Enable Data Incorporated is looking to design and implement resilient data architectures using AWS technologies to enable data-driven decision-making.
Requirements
- Proven, hands-on experience in data engineering or a related software engineering role, with a focus on big data technologies.
- Strong proficiency in Python and expert knowledge of PySpark, including Spark SQL and data manipulation techniques.
- Solid understanding and practical experience with AWS cloud services related to data engineering (e.g., S3, EMR, SageMaker).
- Proficiency in SQL and experience working with various database systems (relational and/or NoSQL).
- Deep understanding of distributed computing concepts, data modeling, data lake design principles, and big data frameworks.
- Familiarity with orchestration tools such as Apache Airflow, and version control systems (Git).
Responsibilities
- Design, develop, and implement efficient and reliable data pipelines and ETL processes using PySpark for large-scale data processing in a distributed environment.
- Extract, cleanse, and transform raw data into a format optimal for ML models, creating new features that enhance model accuracy and performance.
- Leverage a variety of AWS services, such as Amazon S3 (for data storage), AWS Glue (cataloging), Amazon EMR (for running Spark clusters), and Amazon SageMaker (for ML integration and feature stores) to build and deploy solutions.

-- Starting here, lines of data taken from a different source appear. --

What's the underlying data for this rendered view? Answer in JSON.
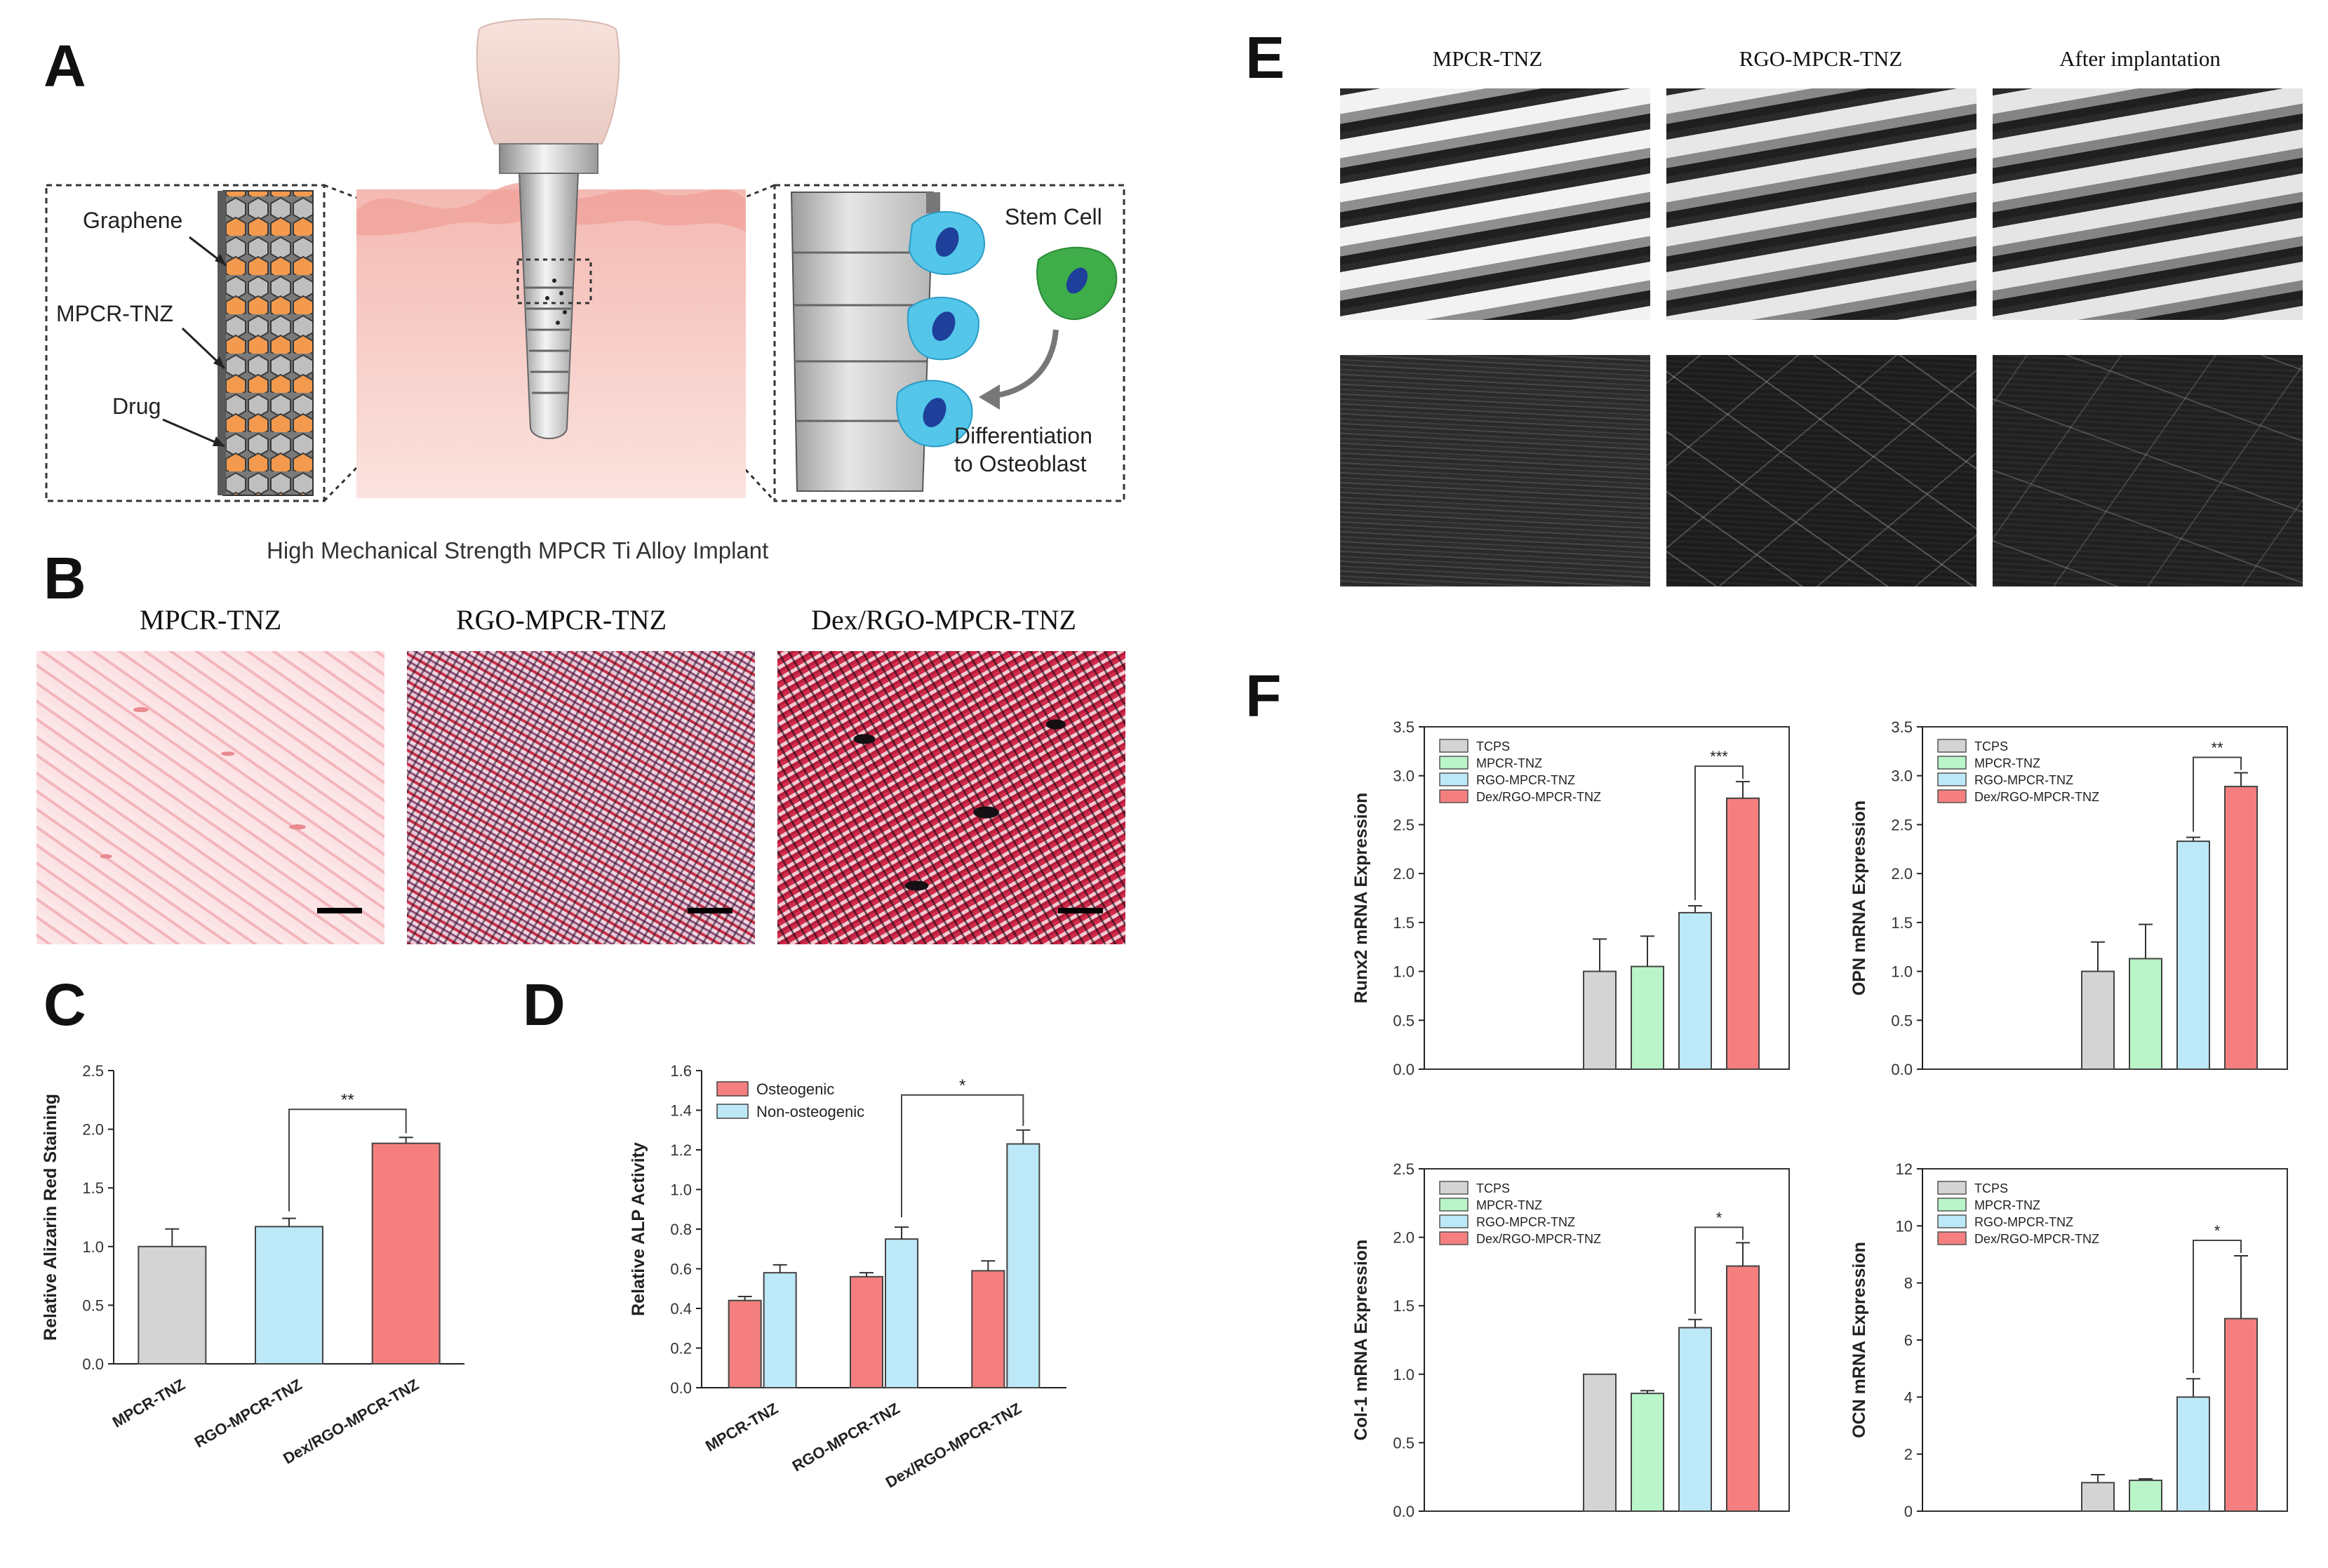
{
  "figure": {
    "panel_letters": [
      "A",
      "B",
      "C",
      "D",
      "E",
      "F"
    ]
  },
  "panel_a": {
    "labels": {
      "graphene": "Graphene",
      "mpcr_tnz": "MPCR-TNZ",
      "drug": "Drug",
      "stem_cell": "Stem Cell",
      "differentiation_line1": "Differentiation",
      "differentiation_line2": "to Osteoblast"
    },
    "caption": "High Mechanical Strength MPCR Ti Alloy Implant",
    "colors": {
      "gum": "#f2b4ad",
      "bone": "#f9d9d4",
      "drug_orange": "#f39a4e",
      "cell_blue": "#4fc3e8",
      "cell_green": "#3fae4a"
    }
  },
  "panel_b": {
    "titles": [
      "MPCR-TNZ",
      "RGO-MPCR-TNZ",
      "Dex/RGO-MPCR-TNZ"
    ]
  },
  "panel_e": {
    "titles": [
      "MPCR-TNZ",
      "RGO-MPCR-TNZ",
      "After implantation"
    ]
  },
  "chart_data": [
    {
      "id": "C",
      "type": "bar",
      "categories": [
        "MPCR-TNZ",
        "RGO-MPCR-TNZ",
        "Dex/RGO-MPCR-TNZ"
      ],
      "values": [
        1.0,
        1.17,
        1.88
      ],
      "errors": [
        0.15,
        0.07,
        0.05
      ],
      "colors": [
        "#d4d4d4",
        "#bde8f7",
        "#f57f7f"
      ],
      "ylabel": "Relative Alizarin Red Staining",
      "ylim": [
        0,
        2.5
      ],
      "yticks": [
        "0.0",
        "0.5",
        "1.0",
        "1.5",
        "2.0",
        "2.5"
      ],
      "significance": [
        {
          "from": 1,
          "to": 2,
          "label": "**"
        }
      ]
    },
    {
      "id": "D",
      "type": "bar",
      "categories": [
        "MPCR-TNZ",
        "RGO-MPCR-TNZ",
        "Dex/RGO-MPCR-TNZ"
      ],
      "series": [
        {
          "name": "Osteogenic",
          "color": "#f57f7f",
          "values": [
            0.44,
            0.56,
            0.59
          ],
          "errors": [
            0.02,
            0.02,
            0.05
          ]
        },
        {
          "name": "Non-osteogenic",
          "color": "#bde8f7",
          "values": [
            0.58,
            0.75,
            1.23
          ],
          "errors": [
            0.04,
            0.06,
            0.07
          ]
        }
      ],
      "ylabel": "Relative ALP Activity",
      "ylim": [
        0,
        1.6
      ],
      "yticks": [
        "0.0",
        "0.2",
        "0.4",
        "0.6",
        "0.8",
        "1.0",
        "1.2",
        "1.4",
        "1.6"
      ],
      "legend_position": "top-left",
      "significance": [
        {
          "from": 1,
          "to": 2,
          "label": "*"
        }
      ]
    },
    {
      "id": "F1",
      "type": "bar",
      "series": [
        {
          "name": "TCPS",
          "color": "#d4d4d4",
          "value": 1.0,
          "error": 0.33
        },
        {
          "name": "MPCR-TNZ",
          "color": "#b9f5c8",
          "value": 1.05,
          "error": 0.31
        },
        {
          "name": "RGO-MPCR-TNZ",
          "color": "#bde8f7",
          "value": 1.6,
          "error": 0.07
        },
        {
          "name": "Dex/RGO-MPCR-TNZ",
          "color": "#f57f7f",
          "value": 2.77,
          "error": 0.17
        }
      ],
      "ylabel": "Runx2 mRNA Expression",
      "ylim": [
        0,
        3.5
      ],
      "yticks": [
        "0.0",
        "0.5",
        "1.0",
        "1.5",
        "2.0",
        "2.5",
        "3.0",
        "3.5"
      ],
      "legend_position": "top-left",
      "significance": [
        {
          "from": 2,
          "to": 3,
          "label": "***"
        }
      ]
    },
    {
      "id": "F2",
      "type": "bar",
      "series": [
        {
          "name": "TCPS",
          "color": "#d4d4d4",
          "value": 1.0,
          "error": 0.3
        },
        {
          "name": "MPCR-TNZ",
          "color": "#b9f5c8",
          "value": 1.13,
          "error": 0.35
        },
        {
          "name": "RGO-MPCR-TNZ",
          "color": "#bde8f7",
          "value": 2.33,
          "error": 0.04
        },
        {
          "name": "Dex/RGO-MPCR-TNZ",
          "color": "#f57f7f",
          "value": 2.89,
          "error": 0.14
        }
      ],
      "ylabel": "OPN mRNA Expression",
      "ylim": [
        0,
        3.5
      ],
      "yticks": [
        "0.0",
        "0.5",
        "1.0",
        "1.5",
        "2.0",
        "2.5",
        "3.0",
        "3.5"
      ],
      "legend_position": "top-left",
      "significance": [
        {
          "from": 2,
          "to": 3,
          "label": "**"
        }
      ]
    },
    {
      "id": "F3",
      "type": "bar",
      "series": [
        {
          "name": "TCPS",
          "color": "#d4d4d4",
          "value": 1.0,
          "error": 0.0
        },
        {
          "name": "MPCR-TNZ",
          "color": "#b9f5c8",
          "value": 0.86,
          "error": 0.02
        },
        {
          "name": "RGO-MPCR-TNZ",
          "color": "#bde8f7",
          "value": 1.34,
          "error": 0.06
        },
        {
          "name": "Dex/RGO-MPCR-TNZ",
          "color": "#f57f7f",
          "value": 1.79,
          "error": 0.17
        }
      ],
      "ylabel": "Col-1 mRNA Expression",
      "ylim": [
        0,
        2.5
      ],
      "yticks": [
        "0.0",
        "0.5",
        "1.0",
        "1.5",
        "2.0",
        "2.5"
      ],
      "legend_position": "top-left",
      "significance": [
        {
          "from": 2,
          "to": 3,
          "label": "*"
        }
      ]
    },
    {
      "id": "F4",
      "type": "bar",
      "series": [
        {
          "name": "TCPS",
          "color": "#d4d4d4",
          "value": 1.0,
          "error": 0.28
        },
        {
          "name": "MPCR-TNZ",
          "color": "#b9f5c8",
          "value": 1.08,
          "error": 0.05
        },
        {
          "name": "RGO-MPCR-TNZ",
          "color": "#bde8f7",
          "value": 4.0,
          "error": 0.64
        },
        {
          "name": "Dex/RGO-MPCR-TNZ",
          "color": "#f57f7f",
          "value": 6.75,
          "error": 2.2
        }
      ],
      "ylabel": "OCN mRNA Expression",
      "ylim": [
        0,
        12
      ],
      "yticks": [
        "0",
        "2",
        "4",
        "6",
        "8",
        "10",
        "12"
      ],
      "legend_position": "top-left",
      "significance": [
        {
          "from": 2,
          "to": 3,
          "label": "*"
        }
      ]
    }
  ]
}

- Optimize existing PySpark applications and data pipelines for performance, cost-efficiency, and scalability.
- Work in an Agile team environment, collaborating with data scientists, data architects, and software engineers to understand data requirements and deliver integrated data solutions.
- Write clean, maintainable, and well-documented production-level code, participating in code reviews and implementing CI/CD practices where appropriate.
Other
- Work in an Agile team environment, collaborating with data scientists, data architects, and software engineers to understand data requirements and deliver integrated data solutions.
- Strong analytical and problem-solving abilities, with a focus on detail and accuracy.
- Excellent communication and teamwork skills to collaborate effectively with cross-functional teams.